Ik heb hem in mijn ogen
En mijn handen, een man van
Dunne lucht. Als ik wegga
Heeft hij zich niet bewogen.
Hij kijkt maar. Hij ziet mij aan
De deuren wachten, ademloos,
Zijn vingers zo slank en bleek
En dood. Niemand anders ziet mij staan.
Als ik wil luisteren, mijn hoofd
Opzij, het zwart al in de bladeren,
Stelt hij zijn vragen. En nog luider,
Als de lichten zijn gedoofd.
Dan voel ik aan zijn slapen,
Dan omknel ik zijn mond.
Iets moet hem bedaren. Iets toch.
Een voetstap. Koude. Grond.
Ooit mocht ik hem niet kennen. Hij liep
Door de muren met de koude lucht
Tot het vocht zijn hoofd gevangen hield.
Op de takken. Op de ruiten. Voor hij sliep.
Zo bleef hij jaren zwijgen. Ik zei niet:
Zeg mij of op zolder een kamer is,
Zeg mij waar zij wacht.
Maar ik zei niets.
Toen nam ik de trein en bleef maar rijden.
En van de kamer die de mijne was
Werd ik ziek: ik zag de ruiten door alles
Snijden, het was zijn hand, ik wist het niet.
Hoe verlamd zijn koude vuist tegen mijn wang.
Haar ogen waar ik tegenaan moest praten.
Wie ben je, vroeg ik. Hij zei niets, werd jaren
Ouder, lijdzaam, als dit behang.
Elke keer als ik wil zitten, licht als
Licht dat in kamers blijft,
Komt hij naar me toe gelopen
En drukt mijn ogen langzaam dicht.
Hoe kan ik me vermommen, hoe kan ik
Hem vermijden, ernstige jonker, droevig
Gewicht?

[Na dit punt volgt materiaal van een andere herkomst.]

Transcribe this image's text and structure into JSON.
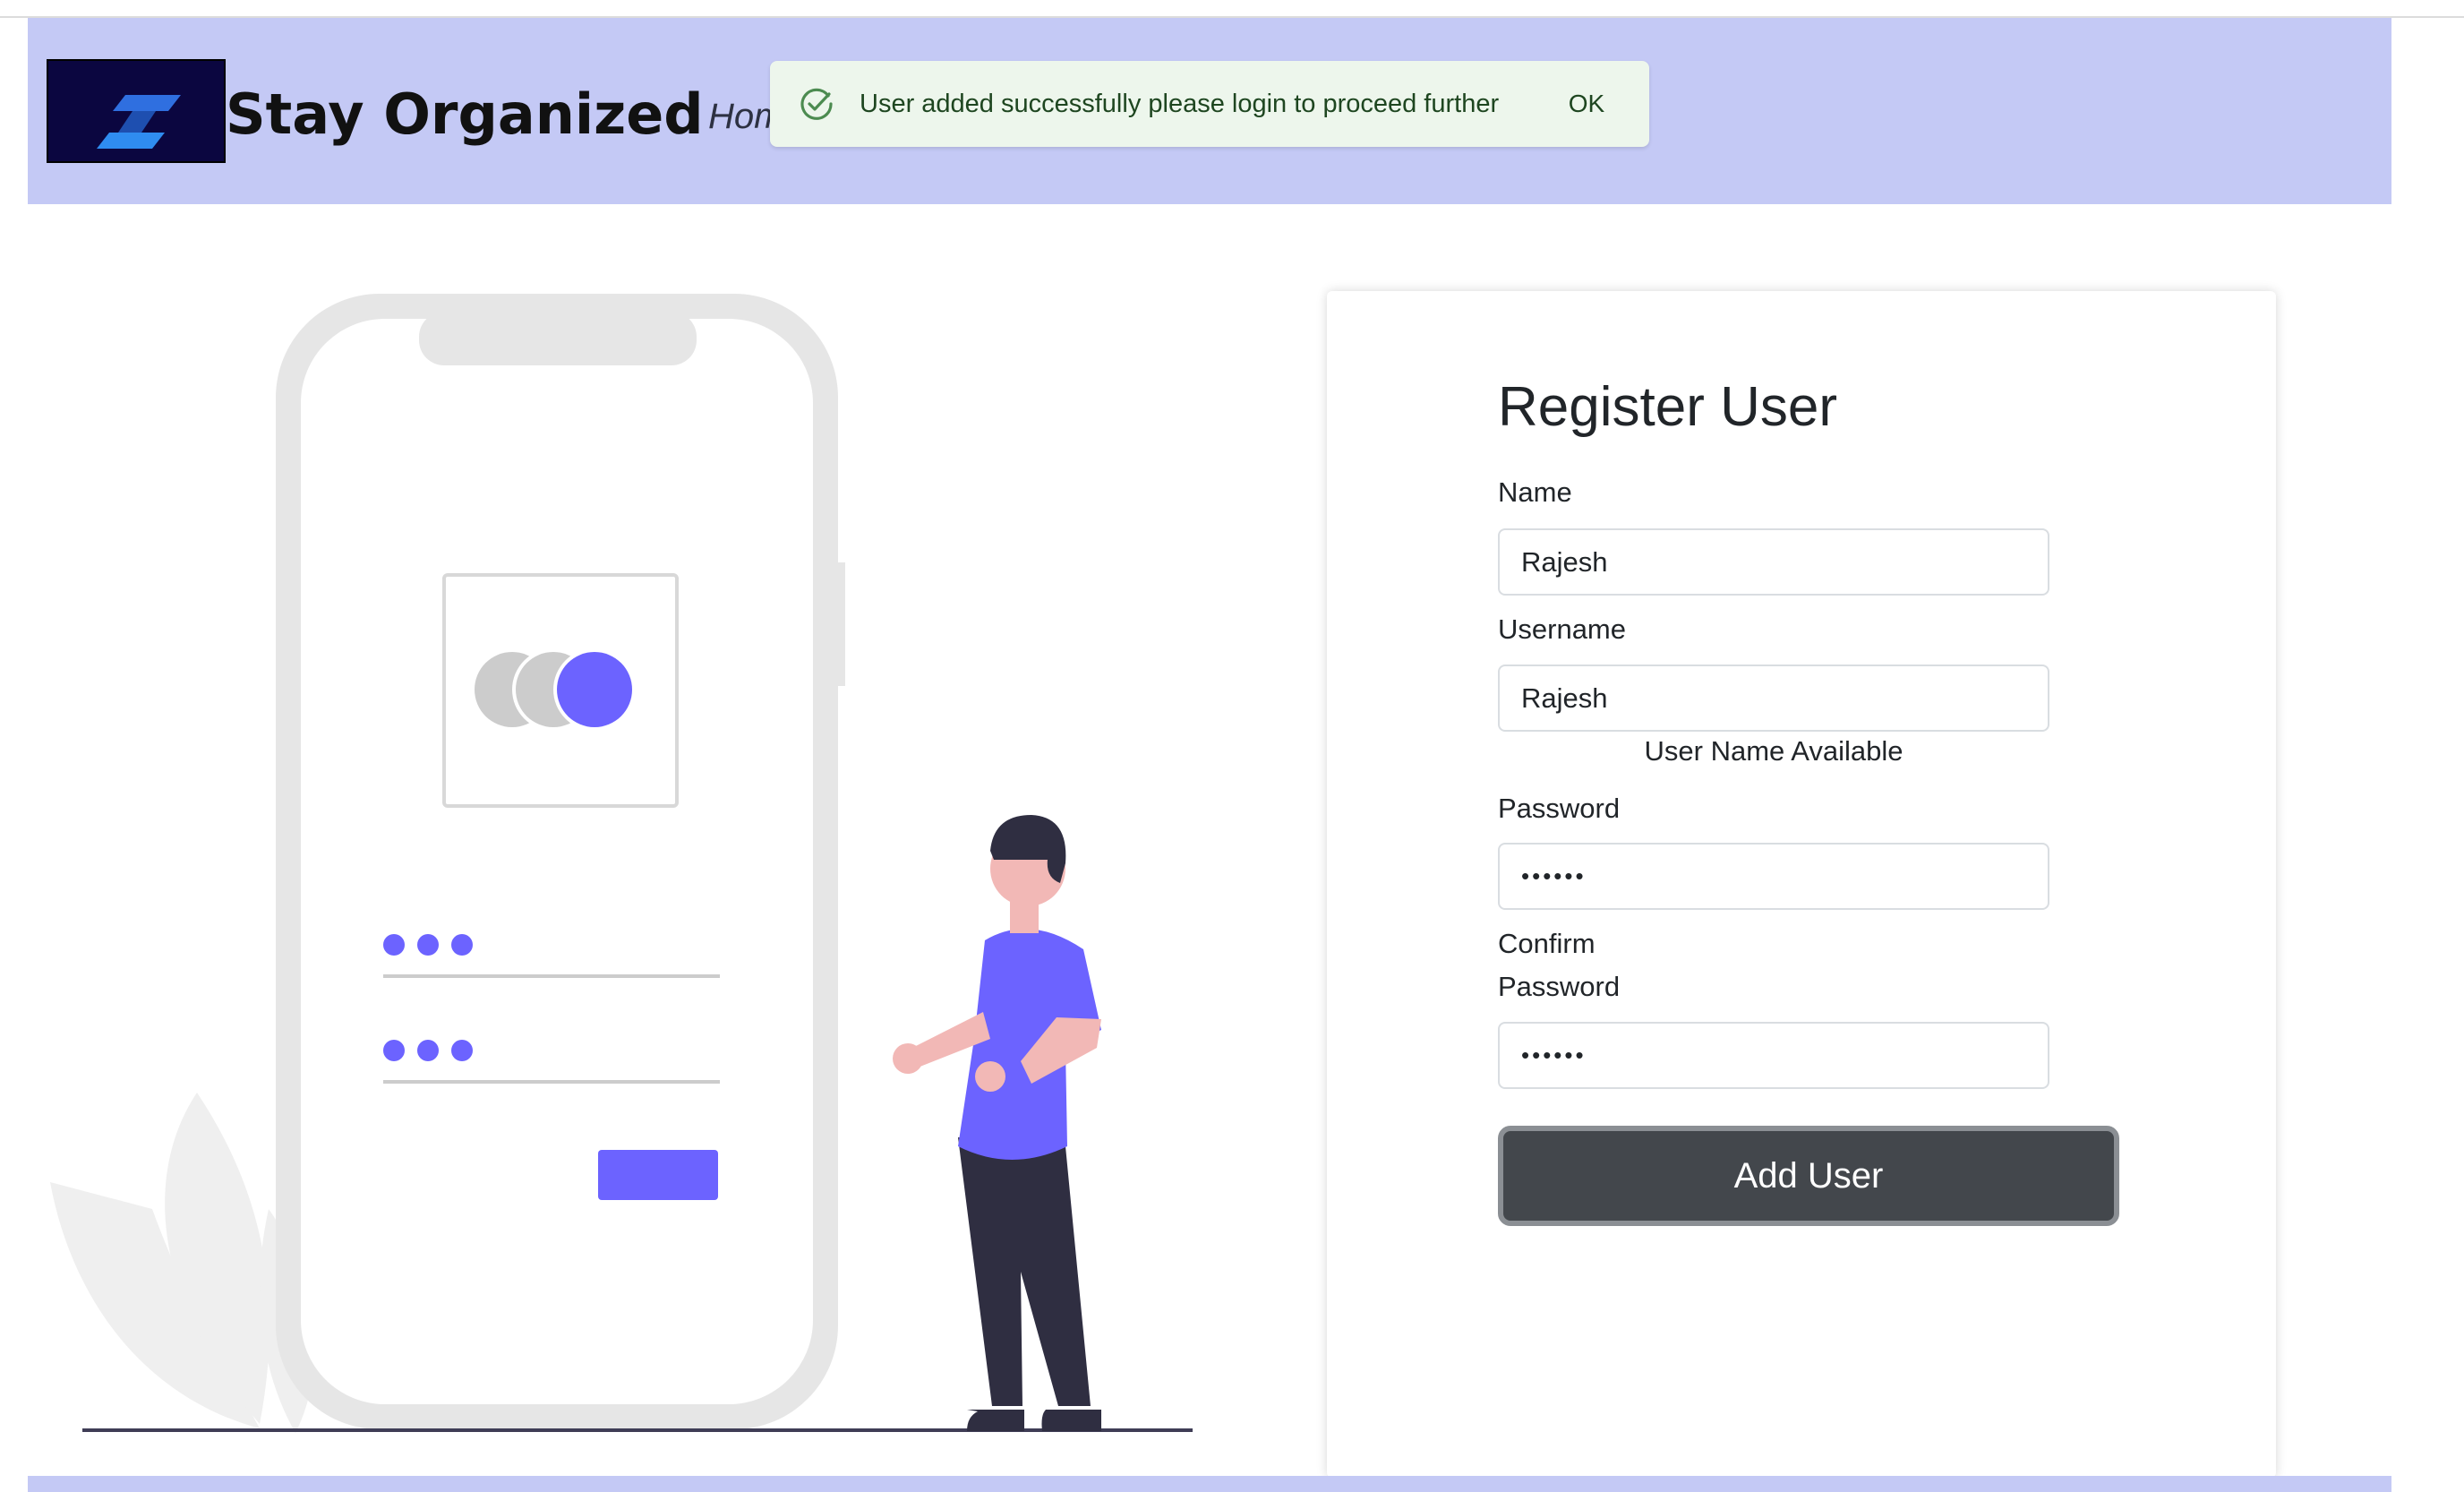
{
  "header": {
    "brand": "Stay Organized",
    "nav_home": "Home"
  },
  "snackbar": {
    "message": "User added successfully please login to proceed further",
    "action_label": "OK"
  },
  "form": {
    "title": "Register User",
    "name_label": "Name",
    "name_value": "Rajesh",
    "username_label": "Username",
    "username_value": "Rajesh",
    "username_status": "User Name Available",
    "password_label": "Password",
    "password_value": "••••••",
    "confirm_label_line1": "Confirm",
    "confirm_label_line2": "Password",
    "confirm_value": "••••••",
    "submit_label": "Add User"
  },
  "colors": {
    "header_bg": "#c4c9f5",
    "accent": "#6c63ff",
    "snackbar_bg": "#edf6ec",
    "button_bg": "#43474c"
  }
}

Ik leg hem in de tuin, de magere,
In struiken bleek en donker,
Hun stammen vluchten niet,
Alleen onwil houdt hen vast.
Maar al die knoppen staren.
Of hoop ik op een hoge storm
Die aan het huis voorbij kan
En hem met onverstand en al vergeet,
Vergeet over het land te dragen?
Of ben je al verdreven vanzelf, oude vorm?
Soms weet ik dat hij dood gaat.
Als ze bij elkaar staan en drinken.
Zuiltjes van vergeving, overgewicht.
Kleuren en de monden die bewegen.
Als de nacht in de stad is, zo ongemerkt
Dat het moet regenen.
De huizen aan het eind.
De grachten.
Dan is hij een lichaam nog
En een overjas.
Dan moet hij glimlachen
Naar wat hem raakt.
Woordenrest. Straten die er
Meer hebben gezien.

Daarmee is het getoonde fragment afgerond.